Your current_user method returns a User, except when there is no user and it returns nil. A search method returns an Array of results, unless there’s only one result, and it returns just that result instead. Seems reasonable, right? Maybe even convenient!

But soon, these decisions will bury your code under a mountain of if statements. Maybe it’s a bunch of if kind_of? sprinkled all over. Or maybe you feel like you have to check for nil everywhere. Or worse, NoMethodErrors start showing up whenever you ship a new feature. Guess it’s time for another hotfix!

There is a way to prevent this, though, and all it takes is a little thoughtfulness.

The Robustness Principle

There’s a principle in computing that says,

Be conservative in what you do, be liberal in what you accept from others.

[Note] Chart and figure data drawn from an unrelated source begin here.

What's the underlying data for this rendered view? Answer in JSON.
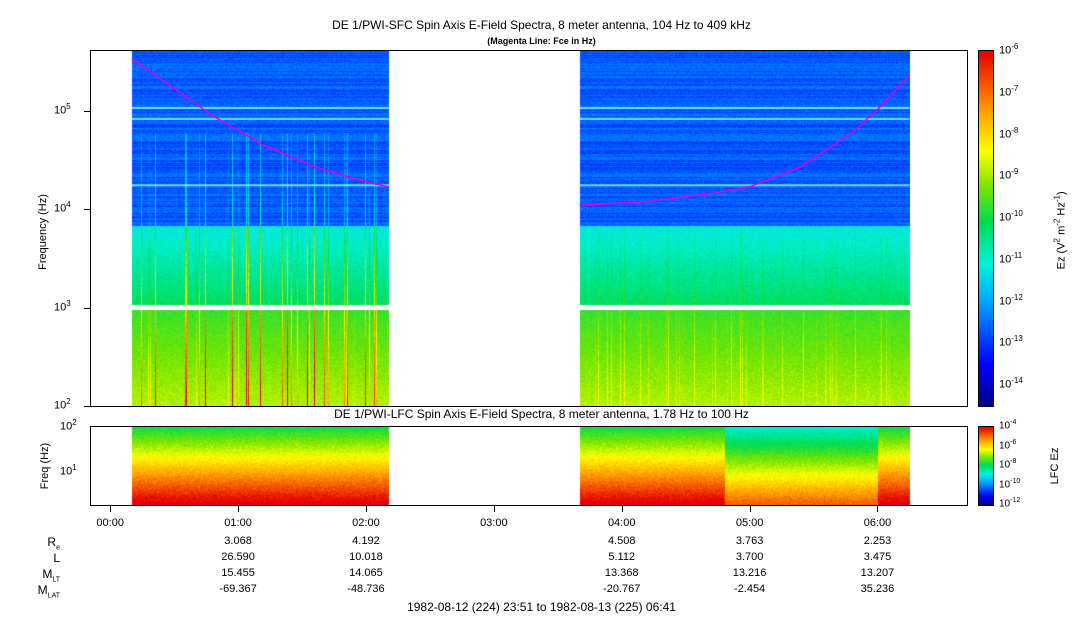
{
  "chart_data": {
    "type": "heatmap",
    "title": "DE 1/PWI-SFC  Spin Axis E-Field Spectra, 8 meter antenna, 104 Hz to 409 kHz",
    "subtitle": "(Magenta Line: Fce in Hz)",
    "ylabel": "Frequency (Hz)",
    "yscale": "log",
    "ylim": [
      100,
      409000
    ],
    "y_ticks": [
      "10",
      "10",
      "10",
      "10"
    ],
    "y_tick_exponents": [
      "2",
      "3",
      "4",
      "5"
    ],
    "x_ticks": [
      "00:00",
      "01:00",
      "02:00",
      "03:00",
      "04:00",
      "05:00",
      "06:00"
    ],
    "x_tick_hours": [
      0,
      1,
      2,
      3,
      4,
      5,
      6
    ],
    "xlim_hours": [
      -0.15,
      6.7
    ],
    "data_gap_hours": [
      2.18,
      3.67
    ],
    "coverage_hours": [
      [
        0.17,
        2.18
      ],
      [
        3.67,
        6.25
      ]
    ],
    "fce_line_hz": {
      "segment1": [
        [
          0.17,
          340000
        ],
        [
          0.5,
          170000
        ],
        [
          0.8,
          90000
        ],
        [
          1.2,
          45000
        ],
        [
          1.6,
          27000
        ],
        [
          2.0,
          19000
        ],
        [
          2.18,
          17000
        ]
      ],
      "segment2": [
        [
          3.67,
          11000
        ],
        [
          4.2,
          12000
        ],
        [
          4.7,
          14500
        ],
        [
          5.0,
          17000
        ],
        [
          5.4,
          27000
        ],
        [
          5.8,
          60000
        ],
        [
          6.05,
          120000
        ],
        [
          6.25,
          230000
        ]
      ]
    },
    "colorbar_label": "Ez (V",
    "colorbar_label_sup1": "2",
    "colorbar_label_mid": " m",
    "colorbar_label_sup2": "-2",
    "colorbar_label_mid2": " Hz",
    "colorbar_label_sup3": "-1",
    "colorbar_label_end": ")",
    "colorbar_ticks": [
      "10",
      "10",
      "10",
      "10",
      "10",
      "10",
      "10",
      "10",
      "10"
    ],
    "colorbar_exponents": [
      "-6",
      "-7",
      "-8",
      "-9",
      "-10",
      "-11",
      "-12",
      "-13",
      "-14"
    ],
    "colorbar_range": [
      -14.5,
      -6
    ],
    "lfc": {
      "title": "DE 1/PWI-LFC  Spin Axis E-Field Spectra, 8 meter antenna, 1.78 Hz to 100 Hz",
      "ylabel": "Freq (Hz)",
      "y_ticks": [
        "10",
        "10"
      ],
      "y_tick_exponents": [
        "2",
        "1"
      ],
      "ylim": [
        1.78,
        100
      ],
      "colorbar_label": "LFC Ez",
      "colorbar_ticks": [
        "10",
        "10",
        "10",
        "10",
        "10"
      ],
      "colorbar_exponents": [
        "-4",
        "-6",
        "-8",
        "-10",
        "-12"
      ]
    },
    "ephemeris": {
      "labels": [
        {
          "main": "R",
          "sub": "e"
        },
        {
          "main": "L",
          "sub": ""
        },
        {
          "main": "M",
          "sub": "LT"
        },
        {
          "main": "M",
          "sub": "LAT"
        }
      ],
      "columns": [
        {
          "hour": 1,
          "values": [
            "3.068",
            "26.590",
            "15.455",
            "-69.367"
          ]
        },
        {
          "hour": 2,
          "values": [
            "4.192",
            "10.018",
            "14.065",
            "-48.736"
          ]
        },
        {
          "hour": 4,
          "values": [
            "4.508",
            "5.112",
            "13.368",
            "-20.767"
          ]
        },
        {
          "hour": 5,
          "values": [
            "3.763",
            "3.700",
            "13.216",
            "-2.454"
          ]
        },
        {
          "hour": 6,
          "values": [
            "2.253",
            "3.475",
            "13.207",
            "35.236"
          ]
        }
      ]
    },
    "time_range": "1982-08-12 (224) 23:51 to 1982-08-13 (225) 06:41"
  }
}
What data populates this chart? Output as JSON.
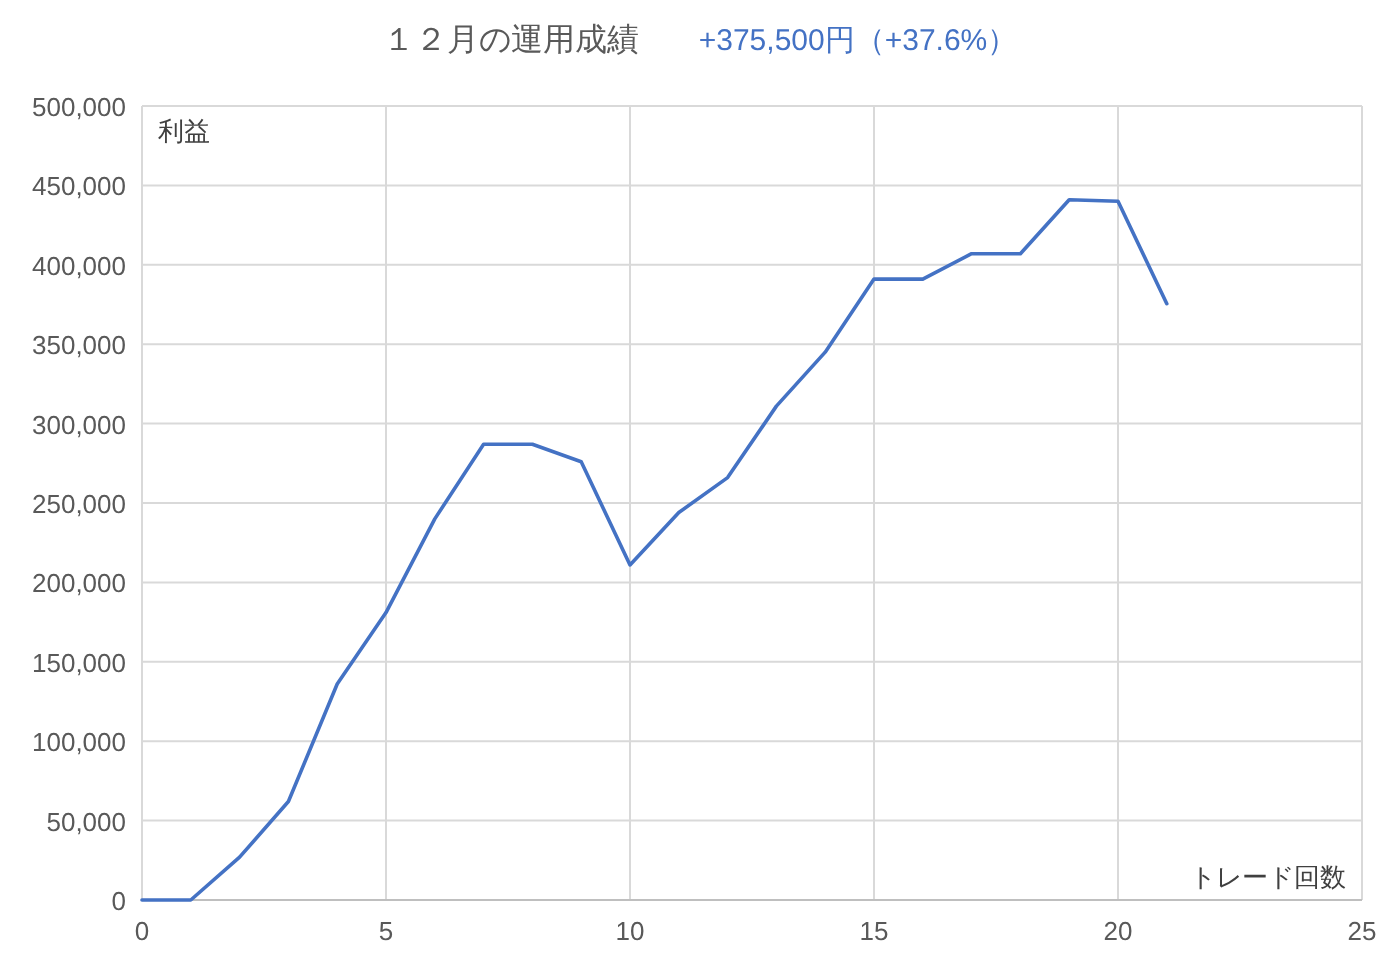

You can apply this principle to your Ruby methods. The methods you write should accept reasonable input, and should return consistent output.

Focusing on the last part: When someone calls a method you wrote, they should know exactly what that method will return.

Be thoughtful about your output

Take a look at Rails 2.1’s implementation of ActiveRecord::Errors#on:

# File activerecord/lib/active_record/validations.rb, line 212
def on(attribute)
  attribute = attribute.to_s
  return nil unless @errors.has_key?(attribute)
  errors = @errors[attribute].map(&:to_s)
  errors.size == 1 ? errors.first : errors
end

When called, this could return either an Array of Strings, a String, or nil. It’s up to the caller to figure out which type of object it’s dealing with. This is a bad idea:

  • The caller has to muddy up its own code with obtrusive type-checking.

  • The caller has to know a lot about the method it’s calling. At a minimum, it needs to know every type of object the method could return and when each type could be returned.

  • You have more edge cases to test. If you want to be confident that your code is doing what it’s supposed to do, you have to try out all three scenarios.

Your methods should be consistent about what they return. If you usually return an Array, do what you need to do to always return an Array. If you usually return a User, but sometimes return nil, you could create a Null User object and return that instead of nil.

You could even be less strict: “I’m going to return something that includes the Taggable module”. You could go more generic: “I’m going to return something with id and name attributes.” The important thing is consistency and making sure your caller knows what to expect.

jQuery is an interesting example. Most jQuery methods return the same kind of Array-like object. Because of this, jQuery’s methods are incredibly composable, and you can do crazy amounts of work in a single line of code.

And in case you were wondering, Rails fixed that method in later versions:

# File activemodel/lib/active_model/errors.rb, line 133
def [](attribute)
  get(attribute.to_sym) || set(attribute.to_sym, [])
end

Now it always returns an Array. Simpler for them, and simpler for us.

Kill inconsistency

The next time you find yourself returning “An Array or nil”, just return an Array. Take a look through your codebase and see where you’re using kind_of? and respond_to?. See if you can refactor the methods called by that code to return a single type.

And watch as the assumptions you can make about your return values ripple through your project and simplify all of your nearby code.